PROBOLINGGO, Sibernkri.com – Inovasi layanan publik di Kabupaten Probolinggo terus mendapatkan respons positif dari masyarakat. Salah satunya datang dari Desa Randuputih Dusun Parsehan, Neng Bariroh, warga yang merasakan langsung kemudahan layanan Program “5 in 1” yang melakukan persalinan di Puskesmas Dringu.
Program unggulan ini memungkinkan orang tua yang baru saja menyambut kelahiran buah hatinya untuk mendapatkan lima dokumen sekaligus tanpa harus keluar dari fasilitas kesehatan. Dokumen tersebut meliputi Kartu Keluarga (KK) terbaru, Akta Kelahiran anak, Kartu Identitas Anak (KIA), pendaftaran kepesertaan BPJS Kesehatan bagi bayi, serta surat keterangan lahir.
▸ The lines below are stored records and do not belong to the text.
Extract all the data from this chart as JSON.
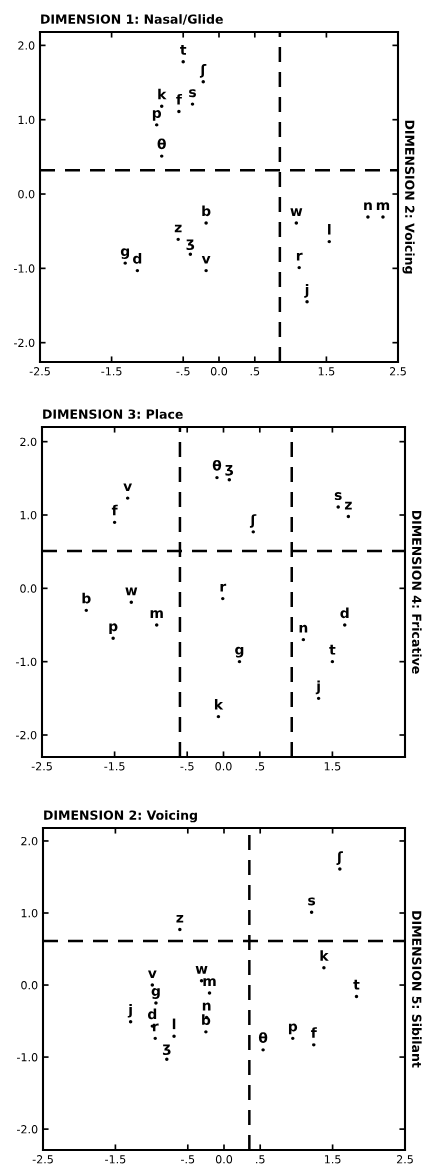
{
  "chart_data": [
    {
      "type": "scatter",
      "title": "DIMENSION 1: Nasal/Glide",
      "ylabel": "DIMENSION 2: Voicing",
      "marker": "circle",
      "series": [
        {
          "color": "#000000",
          "x": [
            -0.5,
            -0.22,
            -0.8,
            -0.56,
            -0.37,
            -0.87,
            -0.8,
            -0.18,
            -0.57,
            -0.4,
            -0.18,
            -1.31,
            -1.14,
            1.08,
            1.54,
            1.12,
            1.23,
            2.08,
            2.29
          ],
          "values": [
            1.78,
            1.51,
            1.18,
            1.11,
            1.21,
            0.93,
            0.51,
            -0.39,
            -0.61,
            -0.81,
            -1.03,
            -0.93,
            -1.03,
            -0.39,
            -0.64,
            -0.99,
            -1.45,
            -0.31,
            -0.31
          ],
          "value_labels": [
            "t",
            "ʃ",
            "k",
            "f",
            "s",
            "p",
            "θ",
            "b",
            "z",
            "ʒ",
            "v",
            "g",
            "d",
            "w",
            "l",
            "r",
            "j",
            "n",
            "m"
          ]
        }
      ],
      "ref_lines": [
        {
          "axis": "x",
          "value": 0.85,
          "color": "#000000",
          "line_style": "dashed"
        },
        {
          "axis": "y",
          "value": 0.32,
          "color": "#000000",
          "line_style": "dashed"
        }
      ],
      "xlim": [
        -2.5,
        2.5
      ],
      "ylim": [
        -2.26,
        2.18
      ],
      "xticks": [
        {
          "value": -2.5,
          "label": "-2.5"
        },
        {
          "value": -1.5,
          "label": "-1.5"
        },
        {
          "value": -0.5,
          "label": "-.5"
        },
        {
          "value": 0,
          "label": "0.0"
        },
        {
          "value": 0.5,
          "label": ".5"
        },
        {
          "value": 1.5,
          "label": "1.5"
        },
        {
          "value": 2.5,
          "label": "2.5"
        }
      ],
      "yticks": [
        {
          "value": 2,
          "label": "2.0"
        },
        {
          "value": 1,
          "label": "1.0"
        },
        {
          "value": 0,
          "label": "0.0"
        },
        {
          "value": -1,
          "label": "-1.0"
        },
        {
          "value": -2,
          "label": "-2.0"
        }
      ]
    },
    {
      "type": "scatter",
      "title": "DIMENSION 3: Place",
      "ylabel": "DIMENSION 4: Fricative",
      "marker": "circle",
      "series": [
        {
          "color": "#000000",
          "x": [
            -1.32,
            -1.5,
            -0.09,
            0.08,
            0.41,
            1.58,
            1.72,
            -1.89,
            -1.27,
            -0.92,
            -1.52,
            -0.01,
            0.22,
            -0.07,
            1.1,
            1.67,
            1.5,
            1.31
          ],
          "values": [
            1.23,
            0.9,
            1.51,
            1.48,
            0.77,
            1.11,
            0.98,
            -0.3,
            -0.19,
            -0.5,
            -0.68,
            -0.14,
            -1.0,
            -1.75,
            -0.7,
            -0.5,
            -1.0,
            -1.5
          ],
          "value_labels": [
            "v",
            "f",
            "θ",
            "ʒ",
            "ʃ",
            "s",
            "z",
            "b",
            "w",
            "m",
            "p",
            "r",
            "g",
            "k",
            "n",
            "d",
            "t",
            "j"
          ]
        }
      ],
      "ref_lines": [
        {
          "axis": "x",
          "value": -0.6,
          "color": "#000000",
          "line_style": "dashed"
        },
        {
          "axis": "x",
          "value": 0.94,
          "color": "#000000",
          "line_style": "dashed"
        },
        {
          "axis": "y",
          "value": 0.51,
          "color": "#000000",
          "line_style": "dashed"
        }
      ],
      "xlim": [
        -2.5,
        2.5
      ],
      "ylim": [
        -2.3,
        2.2
      ],
      "xticks": [
        {
          "value": -2.5,
          "label": "-2.5"
        },
        {
          "value": -1.5,
          "label": "-1.5"
        },
        {
          "value": -0.5,
          "label": "-.5"
        },
        {
          "value": 0,
          "label": "0.0"
        },
        {
          "value": 0.5,
          "label": ".5"
        },
        {
          "value": 1.5,
          "label": "1.5"
        }
      ],
      "yticks": [
        {
          "value": 2,
          "label": "2.0"
        },
        {
          "value": 1,
          "label": "1.0"
        },
        {
          "value": 0,
          "label": "0.0"
        },
        {
          "value": -1,
          "label": "-1.0"
        },
        {
          "value": -2,
          "label": "-2.0"
        }
      ]
    },
    {
      "type": "scatter",
      "title": "DIMENSION 2: Voicing",
      "ylabel": "DIMENSION 5: Sibilant",
      "marker": "circle",
      "series": [
        {
          "color": "#000000",
          "x": [
            1.6,
            1.21,
            -0.61,
            1.38,
            1.83,
            -0.99,
            -0.31,
            -0.2,
            -0.94,
            -0.24,
            -1.29,
            -0.99,
            -0.25,
            -0.95,
            -0.69,
            -0.79,
            0.54,
            0.95,
            1.24
          ],
          "values": [
            1.61,
            1.01,
            0.77,
            0.24,
            -0.16,
            0.0,
            0.06,
            -0.11,
            -0.25,
            -0.45,
            -0.51,
            -0.57,
            -0.65,
            -0.74,
            -0.71,
            -1.03,
            -0.9,
            -0.74,
            -0.83
          ],
          "value_labels": [
            "ʃ",
            "s",
            "z",
            "k",
            "t",
            "v",
            "w",
            "m",
            "g",
            "n",
            "j",
            "d",
            "b",
            "r",
            "l",
            "ʒ",
            "θ",
            "p",
            "f"
          ]
        }
      ],
      "ref_lines": [
        {
          "axis": "x",
          "value": 0.35,
          "color": "#000000",
          "line_style": "dashed"
        },
        {
          "axis": "y",
          "value": 0.61,
          "color": "#000000",
          "line_style": "dashed"
        }
      ],
      "xlim": [
        -2.5,
        2.5
      ],
      "ylim": [
        -2.29,
        2.18
      ],
      "xticks": [
        {
          "value": -2.5,
          "label": "-2.5"
        },
        {
          "value": -1.5,
          "label": "-1.5"
        },
        {
          "value": -0.5,
          "label": "-.5"
        },
        {
          "value": 0,
          "label": "0.0"
        },
        {
          "value": 0.5,
          "label": ".5"
        },
        {
          "value": 1.5,
          "label": "1.5"
        },
        {
          "value": 2.5,
          "label": "2.5"
        }
      ],
      "yticks": [
        {
          "value": 2,
          "label": "2.0"
        },
        {
          "value": 1,
          "label": "1.0"
        },
        {
          "value": 0,
          "label": "0.0"
        },
        {
          "value": -1,
          "label": "-1.0"
        },
        {
          "value": -2,
          "label": "-2.0"
        }
      ]
    }
  ]
}
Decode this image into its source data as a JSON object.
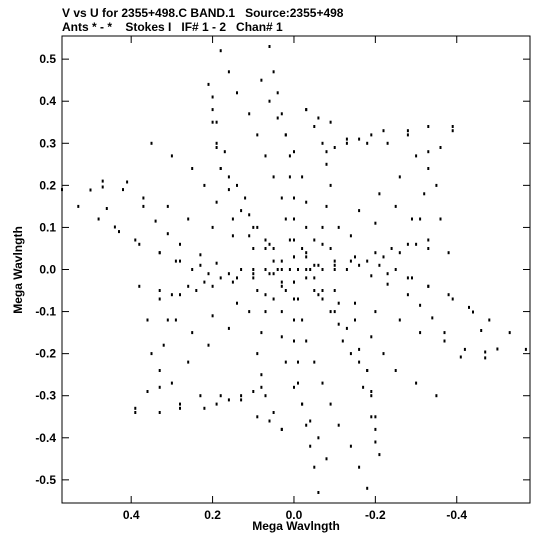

Neng Bariroh, ibunda dari bayi perempuan bernama Kanaya Albar Ramadhina, mengungkapkan rasa puasnya terhadap efisiensi birokrasi yang diberikan. Menurutnya, layanan ini sangat membantu ibu pasca melahirkan yang membutuhkan waktu istirahat lebih dan tidak ingin disibukkan dengan urusan administrasi yang panjang.
“Saya sangat berterima kasih kepada Puskesmas Dringu. Dengan adanya program 5 in 1 ini, prosesnya jadi sangat mudah. Kami tidak perlu lagi repot bolak-balik atau mengantre lama di kantor Dispendukcapil,” ujar Neng Bariroh saat ditemui di Puskesmas Dringu, Kamis (16/4/26).
Ia menambahkan bahwa kelengkapan dokumen yang diterima langsung di tempat merupakan solusi nyata bagi warga. “Pulang dari Puskesmas sudah tenang karena KK, Akta, dan KIA anak sudah lengkap. Bahkan BPJS-nya pun sudah didaftarkan. Benar-benar pelayanan yang mengerti kebutuhan masyarakat,” imbuhnya.
Kepuasan ini membuktikan bahwa integrasi layanan antara instansi kesehatan dan kependudukan mampu memangkas waktu serta tenaga secara signifikan. Puskesmas Dringu berkomitmen untuk terus mempertahankan standar pelayanan ini guna memberikan kenyamanan maksimal bagi seluruh pasien.
Melalui program ini, Pemerintah Kabupaten Probolinggo berharap seluruh bayi yang lahir dapat segera terdata dalam sistem kependudukan dan mendapatkan jaminan kesehatan sejak dini secara otomatis.